Том положил ей на плечо искусственную руку. Жесткая и негнущаяся, эта рука находилась в странном противоречии с чувством, которое пыталась выразить.

– Знаешь, она не успокоится, пока ты хотя бы раз не сядешь на лошадь. Я помогу тебе. Почему бы тебе не поехать со мной завтра утром? Я позабочусь о том, чтобы все было хорошо.

– Я правда не хочу. – Сабине хотелось разреветься. – О господи, не могу поверить, что застряла здесь! Что за проклятая жизнь у меня!

– Завтра утром. Только мы с тобой. Послушай, лучше тебе первый раз выехать со мной, чем с ней, так ведь?

Сабина подняла на него глаза.

– А то она слопает тебя на завтрак, – ухмыльнулся Том. – Эта женщина – самая бесстрашная наездница во всей Южной Ирландии. Пока Герцог не охромел, она охотилась с собаками.

– Я сломаю себе шею. И тогда вы все пожалеете.

– Я точно пожалею. Потому что не смогу нести тело одной рукой всю дорогу.

Но на следующее утро Сабина опять дала Тому отставку. На этот раз, правда, у нее был серьезный повод.

– Послушай, мне надо уехать на весь день, а миссис X. будет очень занята, и поэтому тебе придется позаботиться о дедушке.

Бабушка облачилась в городскую одежду. Так, по крайней мере, подумала Сабина, потому что впервые увидела бабку в чем-то другом, помимо старых твидовых брюк и резиновых сапог. На ней была темно-синяя шерстяная юбка, темно-зеленый кардиган поверх свитера с круглым вырезом и неизменный зеленый стеганый жакет. На шею она повесила нитку жемчуга и зачесала волосы назад. Как обычно у старых людей, волосы у нее лежали волнами, а не стояли дыбом.

Сабину так и подмывало спросить бабушку, а не собирается ли она кутнуть. Но почему-то она догадывалась, что бабушке это не покажется смешным.

– Куда ты едешь? – без интереса спросила Сабина.

– В Эннискорти. Поговорить с инструктором по поводу продажи ему одного из наших первогодков.

Сабина вздохнула с плохо скрываемой скукой и тут же выкинула эти слова из головы.

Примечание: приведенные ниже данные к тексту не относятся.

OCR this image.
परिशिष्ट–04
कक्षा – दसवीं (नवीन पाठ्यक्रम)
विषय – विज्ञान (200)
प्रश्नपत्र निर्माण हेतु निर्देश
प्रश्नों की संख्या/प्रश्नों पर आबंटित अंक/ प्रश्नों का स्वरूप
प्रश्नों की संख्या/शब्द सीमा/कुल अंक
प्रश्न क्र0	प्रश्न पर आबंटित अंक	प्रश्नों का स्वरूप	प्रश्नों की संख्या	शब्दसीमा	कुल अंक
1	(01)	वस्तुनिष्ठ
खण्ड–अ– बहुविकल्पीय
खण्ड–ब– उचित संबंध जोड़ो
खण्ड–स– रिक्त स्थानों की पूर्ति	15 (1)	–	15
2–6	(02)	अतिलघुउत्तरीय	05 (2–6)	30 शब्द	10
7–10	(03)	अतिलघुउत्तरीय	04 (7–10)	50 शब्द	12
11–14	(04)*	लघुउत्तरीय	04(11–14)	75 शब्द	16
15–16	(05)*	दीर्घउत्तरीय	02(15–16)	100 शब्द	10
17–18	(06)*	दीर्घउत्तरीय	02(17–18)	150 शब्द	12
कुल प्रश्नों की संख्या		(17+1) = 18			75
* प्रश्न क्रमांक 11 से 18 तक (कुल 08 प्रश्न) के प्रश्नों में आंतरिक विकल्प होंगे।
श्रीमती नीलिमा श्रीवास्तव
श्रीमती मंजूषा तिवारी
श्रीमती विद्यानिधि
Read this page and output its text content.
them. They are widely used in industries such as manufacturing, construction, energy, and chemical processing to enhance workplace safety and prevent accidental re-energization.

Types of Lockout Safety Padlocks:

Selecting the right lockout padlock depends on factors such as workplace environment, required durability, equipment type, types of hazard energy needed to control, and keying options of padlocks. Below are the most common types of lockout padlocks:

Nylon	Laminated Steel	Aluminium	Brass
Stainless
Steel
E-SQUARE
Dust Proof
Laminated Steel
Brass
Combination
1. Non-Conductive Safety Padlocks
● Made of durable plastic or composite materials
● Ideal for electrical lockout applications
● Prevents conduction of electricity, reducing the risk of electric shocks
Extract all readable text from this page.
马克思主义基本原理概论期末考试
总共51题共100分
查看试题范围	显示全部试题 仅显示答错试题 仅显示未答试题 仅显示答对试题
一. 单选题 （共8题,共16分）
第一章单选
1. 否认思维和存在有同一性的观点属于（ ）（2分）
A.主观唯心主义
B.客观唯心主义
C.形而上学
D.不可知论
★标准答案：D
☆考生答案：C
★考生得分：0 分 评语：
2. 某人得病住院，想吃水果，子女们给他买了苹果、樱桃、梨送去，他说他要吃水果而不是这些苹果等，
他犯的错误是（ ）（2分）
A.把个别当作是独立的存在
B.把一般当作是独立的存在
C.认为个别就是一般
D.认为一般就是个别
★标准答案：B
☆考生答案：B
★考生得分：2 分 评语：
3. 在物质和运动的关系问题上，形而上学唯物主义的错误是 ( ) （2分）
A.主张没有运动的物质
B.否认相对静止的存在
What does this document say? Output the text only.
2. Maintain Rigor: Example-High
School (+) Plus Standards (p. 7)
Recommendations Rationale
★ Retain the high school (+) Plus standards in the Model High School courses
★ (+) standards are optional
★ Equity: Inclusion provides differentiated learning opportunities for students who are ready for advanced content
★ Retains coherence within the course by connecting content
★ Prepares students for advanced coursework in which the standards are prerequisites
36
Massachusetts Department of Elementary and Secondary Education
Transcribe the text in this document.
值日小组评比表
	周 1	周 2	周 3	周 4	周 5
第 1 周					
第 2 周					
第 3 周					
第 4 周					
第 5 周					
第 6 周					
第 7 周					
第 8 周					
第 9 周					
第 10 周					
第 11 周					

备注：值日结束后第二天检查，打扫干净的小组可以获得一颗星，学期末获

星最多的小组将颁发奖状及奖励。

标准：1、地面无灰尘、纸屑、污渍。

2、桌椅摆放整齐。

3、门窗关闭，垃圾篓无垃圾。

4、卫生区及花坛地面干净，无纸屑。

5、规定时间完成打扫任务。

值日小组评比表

– Значит, так, дедушка захочет пообедать в час, минута в минуту. Он спит в кресле наверху, и ты разбуди его за час до обеда, поскольку он, возможно, захочет привести себя в порядок. Миссис Х. приготовит обед и оставит его в маленькой кухне рядом со столовой. Ты пообедаешь вместе с дедом, и тебе придется накрыть на стол, потому что утром миссис X. будет отвозить соседям падалицу. Не приставай к Тому в конюшне, у них там много работы. И не пускай собак наверх. Вчера Берти снова пробрался в дедушкину комнату и сгрыз его щетку для волос.

«Не вижу тут большого урона, – подумала Сабина. – У него осталось-то две волосины».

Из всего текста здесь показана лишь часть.